— Pickup truck headlights aren't living up to expectations for lighting up the roads at night, as a study from the Insurance Institute for Highway Safety (IIHS) proves.
The Institute tested headlights on small and large 2016-2017 pickups and found the most expensive trucks are the vehicles that come equipped with the poorest headlights. And out of the four small pickups and seven large pickups tested, only one truck achieved a "good" rating for the headlights.
The headlight test uses engineers to measure how far light is projected from the headlights as the truck travels on curves and straightaways. Researchers rate the headlights with results of "good," "acceptable," "marginal" and "poor."
In addition to how far the light projects on the road, the test calculates how much glare is caused to oncoming cars from the low-beam lights. If a test determines there is too much glare in different scenarios, a truck cannot earn a rating above marginal.
The only large pickup with headlights rated "good" is the 2017 Honda Ridgeline (RTL-E and Black Edition) equipped with LED projector low-beam headlights. IIHS says the lights provide fair to good visibility on most approaches, but not enough visibility on a gradual left curve.

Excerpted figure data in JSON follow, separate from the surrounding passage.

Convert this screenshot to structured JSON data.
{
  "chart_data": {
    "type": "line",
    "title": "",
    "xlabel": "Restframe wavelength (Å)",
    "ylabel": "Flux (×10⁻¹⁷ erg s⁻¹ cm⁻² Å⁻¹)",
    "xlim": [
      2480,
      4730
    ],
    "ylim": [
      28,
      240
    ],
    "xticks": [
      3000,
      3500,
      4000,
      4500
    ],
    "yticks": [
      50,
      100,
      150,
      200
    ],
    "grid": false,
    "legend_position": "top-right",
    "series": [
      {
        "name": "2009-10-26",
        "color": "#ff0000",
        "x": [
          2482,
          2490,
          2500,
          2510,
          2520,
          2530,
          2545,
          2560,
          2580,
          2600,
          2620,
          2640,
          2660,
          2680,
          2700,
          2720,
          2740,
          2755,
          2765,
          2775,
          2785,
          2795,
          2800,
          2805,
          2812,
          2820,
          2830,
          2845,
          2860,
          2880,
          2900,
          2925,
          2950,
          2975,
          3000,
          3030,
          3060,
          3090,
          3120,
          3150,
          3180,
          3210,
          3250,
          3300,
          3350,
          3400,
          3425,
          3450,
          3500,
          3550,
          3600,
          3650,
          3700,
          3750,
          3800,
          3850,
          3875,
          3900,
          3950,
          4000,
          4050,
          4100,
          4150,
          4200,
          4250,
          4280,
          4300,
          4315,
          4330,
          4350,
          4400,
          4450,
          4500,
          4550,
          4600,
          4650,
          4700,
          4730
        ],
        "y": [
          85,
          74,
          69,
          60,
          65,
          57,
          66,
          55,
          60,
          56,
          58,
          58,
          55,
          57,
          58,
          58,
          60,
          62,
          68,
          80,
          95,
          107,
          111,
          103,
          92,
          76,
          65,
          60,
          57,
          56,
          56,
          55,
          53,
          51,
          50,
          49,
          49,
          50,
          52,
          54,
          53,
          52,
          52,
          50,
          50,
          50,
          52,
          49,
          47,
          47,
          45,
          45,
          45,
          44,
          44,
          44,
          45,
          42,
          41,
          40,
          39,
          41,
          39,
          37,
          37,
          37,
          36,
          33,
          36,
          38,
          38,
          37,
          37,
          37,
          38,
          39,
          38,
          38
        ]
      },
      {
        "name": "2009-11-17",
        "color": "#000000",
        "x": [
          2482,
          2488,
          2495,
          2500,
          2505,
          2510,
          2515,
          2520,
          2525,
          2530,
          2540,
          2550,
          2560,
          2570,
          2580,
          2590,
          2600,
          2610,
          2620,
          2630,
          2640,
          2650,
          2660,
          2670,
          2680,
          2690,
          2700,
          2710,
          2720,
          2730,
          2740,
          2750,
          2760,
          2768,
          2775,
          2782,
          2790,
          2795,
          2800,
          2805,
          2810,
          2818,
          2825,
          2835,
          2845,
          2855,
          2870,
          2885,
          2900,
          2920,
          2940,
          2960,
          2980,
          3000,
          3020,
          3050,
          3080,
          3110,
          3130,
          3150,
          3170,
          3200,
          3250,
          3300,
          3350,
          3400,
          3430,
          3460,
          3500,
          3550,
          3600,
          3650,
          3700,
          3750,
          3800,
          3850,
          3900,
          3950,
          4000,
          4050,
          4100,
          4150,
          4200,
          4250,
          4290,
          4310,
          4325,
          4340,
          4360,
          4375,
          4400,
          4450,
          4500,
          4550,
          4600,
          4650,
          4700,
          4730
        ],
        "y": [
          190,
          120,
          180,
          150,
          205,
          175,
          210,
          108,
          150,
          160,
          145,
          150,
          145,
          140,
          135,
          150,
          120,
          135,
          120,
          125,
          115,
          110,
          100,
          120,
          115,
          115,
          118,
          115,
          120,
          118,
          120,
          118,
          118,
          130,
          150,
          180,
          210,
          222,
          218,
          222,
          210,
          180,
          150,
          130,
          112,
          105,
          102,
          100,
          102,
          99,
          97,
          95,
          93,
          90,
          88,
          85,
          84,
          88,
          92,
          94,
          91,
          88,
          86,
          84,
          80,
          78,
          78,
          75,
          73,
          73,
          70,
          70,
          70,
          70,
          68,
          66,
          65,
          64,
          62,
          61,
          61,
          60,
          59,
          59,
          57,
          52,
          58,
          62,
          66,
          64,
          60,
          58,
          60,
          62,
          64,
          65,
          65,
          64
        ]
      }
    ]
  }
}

High-beam assist, a feature that automatically switches on high beams if no other vehicles are around, makes up for some of the deficiencies of the low beams.
The 2016-17 GMC Sierra headlights earned an "acceptable" rating, but only on certain versions of the truck. Dropping down to the "marginal" rating is the Nissan Titan, while the 2016 Ram 1500 headlights also earned marginal ratings, at least on certain trim levels.

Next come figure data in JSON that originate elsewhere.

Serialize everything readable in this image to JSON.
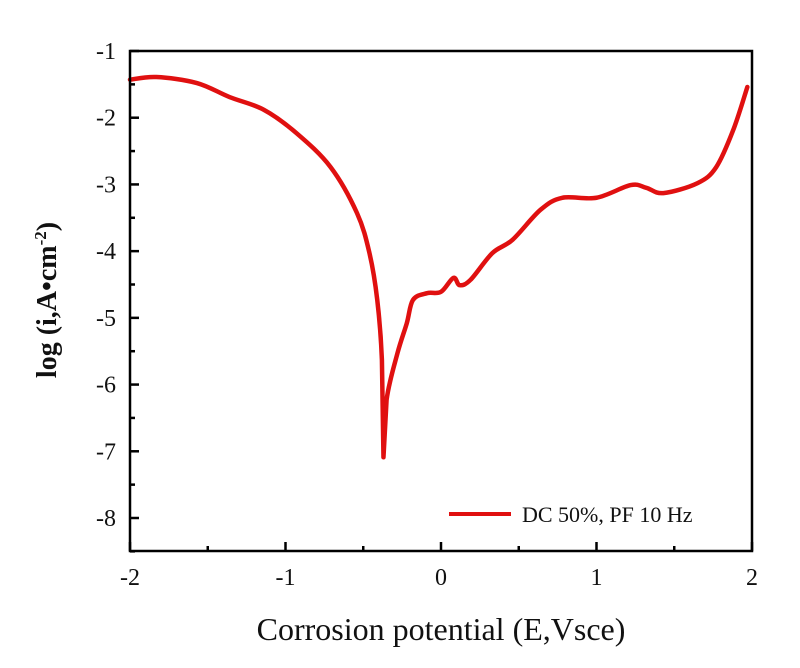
{
  "chart_data": {
    "type": "line",
    "title": "",
    "xlabel": "Corrosion potential (E,Vsce)",
    "ylabel_main": "log (i,A•cm",
    "ylabel_sup": "-2",
    "ylabel_close": ")",
    "xlim": [
      -2,
      2
    ],
    "ylim": [
      -8.5,
      -1
    ],
    "x_ticks": [
      -2,
      -1,
      0,
      1,
      2
    ],
    "x_tick_labels": [
      "-2",
      "-1",
      "0",
      "1",
      "2"
    ],
    "y_ticks": [
      -1,
      -2,
      -3,
      -4,
      -5,
      -6,
      -7,
      -8
    ],
    "y_tick_labels": [
      "-1",
      "-2",
      "-3",
      "-4",
      "-5",
      "-6",
      "-7",
      "-8"
    ],
    "grid": false,
    "legend_position": "bottom-right",
    "series": [
      {
        "name": "DC 50%, PF 10 Hz",
        "color": "#e01010",
        "x": [
          -2.0,
          -1.83,
          -1.57,
          -1.36,
          -1.14,
          -0.93,
          -0.71,
          -0.54,
          -0.46,
          -0.41,
          -0.38,
          -0.37,
          -0.35,
          -0.28,
          -0.22,
          -0.18,
          -0.09,
          0.0,
          0.08,
          0.12,
          0.19,
          0.33,
          0.46,
          0.64,
          0.78,
          1.0,
          1.22,
          1.32,
          1.43,
          1.65,
          1.77,
          1.88,
          1.97
        ],
        "y": [
          -1.43,
          -1.39,
          -1.48,
          -1.69,
          -1.88,
          -2.23,
          -2.74,
          -3.43,
          -4.03,
          -4.73,
          -5.63,
          -7.09,
          -6.23,
          -5.53,
          -5.08,
          -4.73,
          -4.63,
          -4.61,
          -4.4,
          -4.51,
          -4.43,
          -4.03,
          -3.83,
          -3.38,
          -3.2,
          -3.2,
          -3.01,
          -3.05,
          -3.13,
          -2.98,
          -2.74,
          -2.18,
          -1.54
        ]
      }
    ]
  }
}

The Ford F-150 may be popular with consumers, but its headlights aren't going to win any awards. IIHS says the standard-equipped low-beam halogen lights don't have enough visibility on straightaways, gradual curves and sharp curves, and the high beams have mostly inadequate visibility.

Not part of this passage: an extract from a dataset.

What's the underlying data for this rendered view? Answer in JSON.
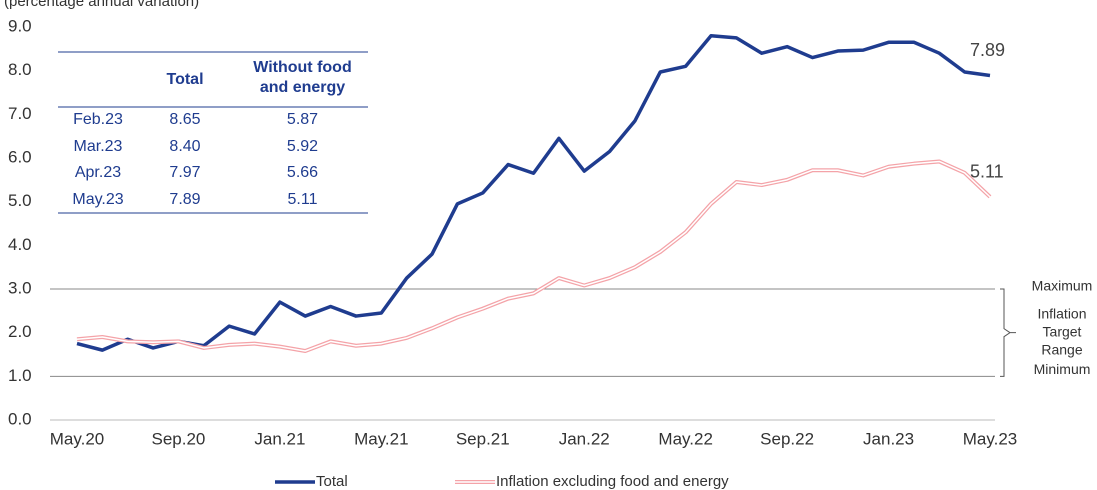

The F-150 can be purchased with optional LED low beams, but the LED lights are no better than the halogens. Researchers also say the LED lights produce an unacceptable level of glare to oncoming drivers.
Leaving drivers in the dark is the Chevrolet Colorado with headlights that rated as having the worst visibility. The headlights use halogen reflector low beams that researchers say light the way only 123 feet on the right side of a straightaway. It may be better to tape a decent flashlight to the hood for the low beams.
Large and Small Truck Headlight Ratings
- 2017 Honda Ridgeline
- 2016-2017 GMC Sierra
- 2017 Nissan Titan
- 2016 Ram 1500
- 2016-2017 Chevrolet Silverado
- 2016-2017 Ford F-150
- 2016-2017 Toyota Tundra
All the following small trucks have poor ratings for headlights, the lowest rating possible.
- 2016 Chevrolet Colorado
- 2016 GMC Canyon
- 2016 Nissan Frontier
- 2016-2017 Toyota Tacoma
IIHS says it will continue testing headlights, especially with the advent of various headlight technologies and the marketing ploys behind those technologies. In the first test of its kind, researchers found only the Toyota Prius v earned a good rating out of the 31 model year 2016 vehicles that were tested.
The Institute then tested 21 model year 2016-2017 small SUVs that use 47 different headlight combinations, including high-intensity discharge (HID) headlights, LED headlights and curve-adaptive systems which swivel in the direction of steering. Out of the 21 models tested, not one SUV had headlights that earned a "good" rating.
Additionally, although the 2016-2017 GMC Sierra headlights rated as "acceptable" on some versions of the truck in the latest test, a class-action lawsuit filed in 2015 accuses General Motors of selling trucks with dim headlights in the 2014-2015 GMC Sierra 1500 and the 2015 GMC Sierra 2500 and 3500.